①不動産の売却時に優先的な権利を主張して売買代金から弁済を受ける。
②不動産の競売手続により、その売却代金から優先的に弁済を受ける。
③不動産から生じる賃料がある場合には、その賃料から優先的に弁済を受ける。

ポイント
 抵当権は、登記の順番で優先的効力の順番が決まりますので、事前に不動産登記事項証明書を所得して不動産の権利関係とおおよその時価を調査しておく必要があります。

◇根抵当権
 根抵当権とは、一定の範囲に属する(増減変動する)不特定の債権(例:継続的な商品売買取引、請負工事取引等から生じる債権)を、一定の限度額(極度額といいます)の範囲で担保する抵当権の類型で、債務が弁済されない場合に、当該不動産について、他の債権者に優先して債権の弁済を受けることができる権利です。
 根抵当権者が優先的に弁済を受ける方法としては、抵当権と同様に主に次の3つの方法があります。
①不動産の売却時に優先的な権利を主張して売買代金から弁済を受ける。
②不動産の競売手続により、その売却代金から優先的に弁済を受ける。
③不動産から生じる賃料がある場合には、その賃料から優先的に弁済を受ける。

ポイント
 根抵当権は抵当権のひとつの類型であることから、抵当権と同様に、登記の順番で優先的効力の順番が決まります。
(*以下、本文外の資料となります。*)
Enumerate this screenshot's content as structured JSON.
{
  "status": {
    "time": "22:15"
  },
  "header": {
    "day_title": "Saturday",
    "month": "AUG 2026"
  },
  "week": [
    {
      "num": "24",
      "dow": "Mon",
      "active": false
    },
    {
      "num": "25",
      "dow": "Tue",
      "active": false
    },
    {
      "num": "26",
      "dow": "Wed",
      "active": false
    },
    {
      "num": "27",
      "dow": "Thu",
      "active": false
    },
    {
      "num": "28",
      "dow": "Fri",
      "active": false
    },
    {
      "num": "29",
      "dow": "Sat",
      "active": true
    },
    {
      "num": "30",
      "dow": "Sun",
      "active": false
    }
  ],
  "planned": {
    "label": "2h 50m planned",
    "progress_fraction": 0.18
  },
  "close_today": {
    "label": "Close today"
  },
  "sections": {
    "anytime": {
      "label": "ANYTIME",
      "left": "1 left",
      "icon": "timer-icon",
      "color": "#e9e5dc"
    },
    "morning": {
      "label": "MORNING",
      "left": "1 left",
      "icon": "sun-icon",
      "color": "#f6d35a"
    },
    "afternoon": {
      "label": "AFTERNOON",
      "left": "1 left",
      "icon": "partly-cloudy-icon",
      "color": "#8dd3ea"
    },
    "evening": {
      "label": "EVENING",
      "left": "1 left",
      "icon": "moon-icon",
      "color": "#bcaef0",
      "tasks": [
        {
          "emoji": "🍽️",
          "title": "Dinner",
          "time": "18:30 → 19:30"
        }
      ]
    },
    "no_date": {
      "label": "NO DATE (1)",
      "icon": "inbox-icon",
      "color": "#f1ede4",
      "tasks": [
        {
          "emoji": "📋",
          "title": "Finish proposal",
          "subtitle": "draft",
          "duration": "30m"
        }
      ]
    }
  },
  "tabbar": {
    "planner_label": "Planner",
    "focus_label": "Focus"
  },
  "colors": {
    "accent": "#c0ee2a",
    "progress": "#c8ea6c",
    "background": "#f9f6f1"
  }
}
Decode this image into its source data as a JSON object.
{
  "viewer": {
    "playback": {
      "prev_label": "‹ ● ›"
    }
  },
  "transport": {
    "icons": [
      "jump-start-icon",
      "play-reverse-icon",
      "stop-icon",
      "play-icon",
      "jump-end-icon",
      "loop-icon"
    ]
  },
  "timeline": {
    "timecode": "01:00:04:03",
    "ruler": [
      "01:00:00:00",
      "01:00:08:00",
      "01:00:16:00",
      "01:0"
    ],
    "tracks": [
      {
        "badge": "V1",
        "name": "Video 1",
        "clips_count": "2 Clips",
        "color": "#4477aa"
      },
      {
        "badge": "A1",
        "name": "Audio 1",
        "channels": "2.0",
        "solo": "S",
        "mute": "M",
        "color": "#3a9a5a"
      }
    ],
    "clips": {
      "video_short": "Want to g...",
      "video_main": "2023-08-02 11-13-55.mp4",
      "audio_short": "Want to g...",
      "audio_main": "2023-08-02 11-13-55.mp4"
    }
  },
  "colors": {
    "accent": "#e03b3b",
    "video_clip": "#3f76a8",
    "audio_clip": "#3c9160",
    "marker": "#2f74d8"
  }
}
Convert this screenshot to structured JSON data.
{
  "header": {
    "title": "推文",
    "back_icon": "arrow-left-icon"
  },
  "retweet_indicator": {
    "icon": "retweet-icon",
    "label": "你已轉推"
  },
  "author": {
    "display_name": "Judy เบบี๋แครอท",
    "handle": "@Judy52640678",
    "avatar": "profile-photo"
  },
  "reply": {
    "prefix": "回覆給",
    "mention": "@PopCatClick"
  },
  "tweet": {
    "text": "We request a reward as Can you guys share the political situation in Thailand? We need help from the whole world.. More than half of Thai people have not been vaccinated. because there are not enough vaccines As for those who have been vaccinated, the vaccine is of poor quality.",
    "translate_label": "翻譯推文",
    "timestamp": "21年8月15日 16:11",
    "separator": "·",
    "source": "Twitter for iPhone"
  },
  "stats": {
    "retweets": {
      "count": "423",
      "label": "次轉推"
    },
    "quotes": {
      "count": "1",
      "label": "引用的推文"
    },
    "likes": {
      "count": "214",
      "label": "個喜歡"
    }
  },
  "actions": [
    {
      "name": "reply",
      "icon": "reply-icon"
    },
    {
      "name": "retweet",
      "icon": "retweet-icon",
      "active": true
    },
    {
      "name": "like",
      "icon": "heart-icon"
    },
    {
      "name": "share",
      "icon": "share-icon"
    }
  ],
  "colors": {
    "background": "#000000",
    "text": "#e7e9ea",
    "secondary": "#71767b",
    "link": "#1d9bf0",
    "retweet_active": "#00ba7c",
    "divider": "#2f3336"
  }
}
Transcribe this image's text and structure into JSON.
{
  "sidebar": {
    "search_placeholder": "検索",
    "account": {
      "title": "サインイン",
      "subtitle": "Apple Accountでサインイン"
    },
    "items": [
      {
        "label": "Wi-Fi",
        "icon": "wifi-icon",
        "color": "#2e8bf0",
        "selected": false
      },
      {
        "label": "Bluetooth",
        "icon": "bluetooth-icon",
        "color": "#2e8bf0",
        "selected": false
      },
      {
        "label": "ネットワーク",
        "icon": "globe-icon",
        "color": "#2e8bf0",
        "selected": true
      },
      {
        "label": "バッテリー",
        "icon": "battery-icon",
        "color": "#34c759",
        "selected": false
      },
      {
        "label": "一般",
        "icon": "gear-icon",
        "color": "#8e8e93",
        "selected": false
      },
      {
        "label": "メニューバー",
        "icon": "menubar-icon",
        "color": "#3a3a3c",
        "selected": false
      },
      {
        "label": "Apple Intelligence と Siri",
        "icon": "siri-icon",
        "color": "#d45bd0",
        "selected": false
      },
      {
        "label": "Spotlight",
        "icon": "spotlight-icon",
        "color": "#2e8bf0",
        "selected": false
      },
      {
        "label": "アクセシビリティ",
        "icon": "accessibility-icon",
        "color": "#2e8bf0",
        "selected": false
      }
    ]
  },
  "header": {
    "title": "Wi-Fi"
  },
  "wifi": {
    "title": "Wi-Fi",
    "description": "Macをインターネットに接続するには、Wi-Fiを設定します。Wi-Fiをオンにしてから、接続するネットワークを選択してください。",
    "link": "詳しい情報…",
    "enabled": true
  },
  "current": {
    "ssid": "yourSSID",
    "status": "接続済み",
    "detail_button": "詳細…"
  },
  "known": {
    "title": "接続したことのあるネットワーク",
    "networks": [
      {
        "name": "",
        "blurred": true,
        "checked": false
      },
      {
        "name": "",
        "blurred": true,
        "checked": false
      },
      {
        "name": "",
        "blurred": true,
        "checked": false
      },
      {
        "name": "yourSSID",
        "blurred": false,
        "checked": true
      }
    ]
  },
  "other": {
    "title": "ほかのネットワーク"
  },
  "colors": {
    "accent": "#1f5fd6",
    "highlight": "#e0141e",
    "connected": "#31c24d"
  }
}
したがって、事前に不動産登記事項証明書を所得して不動産の権利関係とおおよその時価を調査しておく必要があります。

◇譲渡担保
 譲渡担保とは、債務者が所有する不動産や動産、債権等を、債務者から債権者に対し譲渡し、債務が弁済されない場合には、債権者は、譲渡を受けた目的物から他の債権者に優先して弁済を受けることができる制度です。不動産、動産、債権等、様々な財産を目的物とすることができます。たとえば、工場内の在庫などのように、個数や内容が変動する集合物についても、その種類、所在場所等により目的物の範囲を特定して譲渡担保の目的物とすることができます。
 譲渡担保により優先的弁済を受ける方法としては、主に次の2つの方法があります。
①譲渡担保の目的物の所有権を債権者が完全に取得する。
②譲渡担保の目的物を売却してその代金から優先的に弁済を受ける。

ポイント
 不動産については不動産登記、動産・債権については動産・債権譲渡登記により、強力な担保となります。また、譲渡担保は、担保目的物を引き続き債務者に使用させるケースが多いため、外観上は、譲渡担保契約前と同様に、債務者は事業を継続することができます。

◇連帯保証
 連帯保証とは、保証人が債務者と連帯して債務を負担する保証をいいます。連帯保証の場合、債権者は、債務者、保証人のいずれに対しても請求をすることが可能です。まず債務者に請求して、債務者が支払いできない場合に保証人に請求するという順番を考える必要はありません。

ポイント
 保証契約は書面または電磁的記録によってしなければ効力を生じません。不特定の債権(例:継続的な商品売買取引、請負工事取引等から生じる債権)について保証契約を締結する場合には、根保証契約をすることもできます。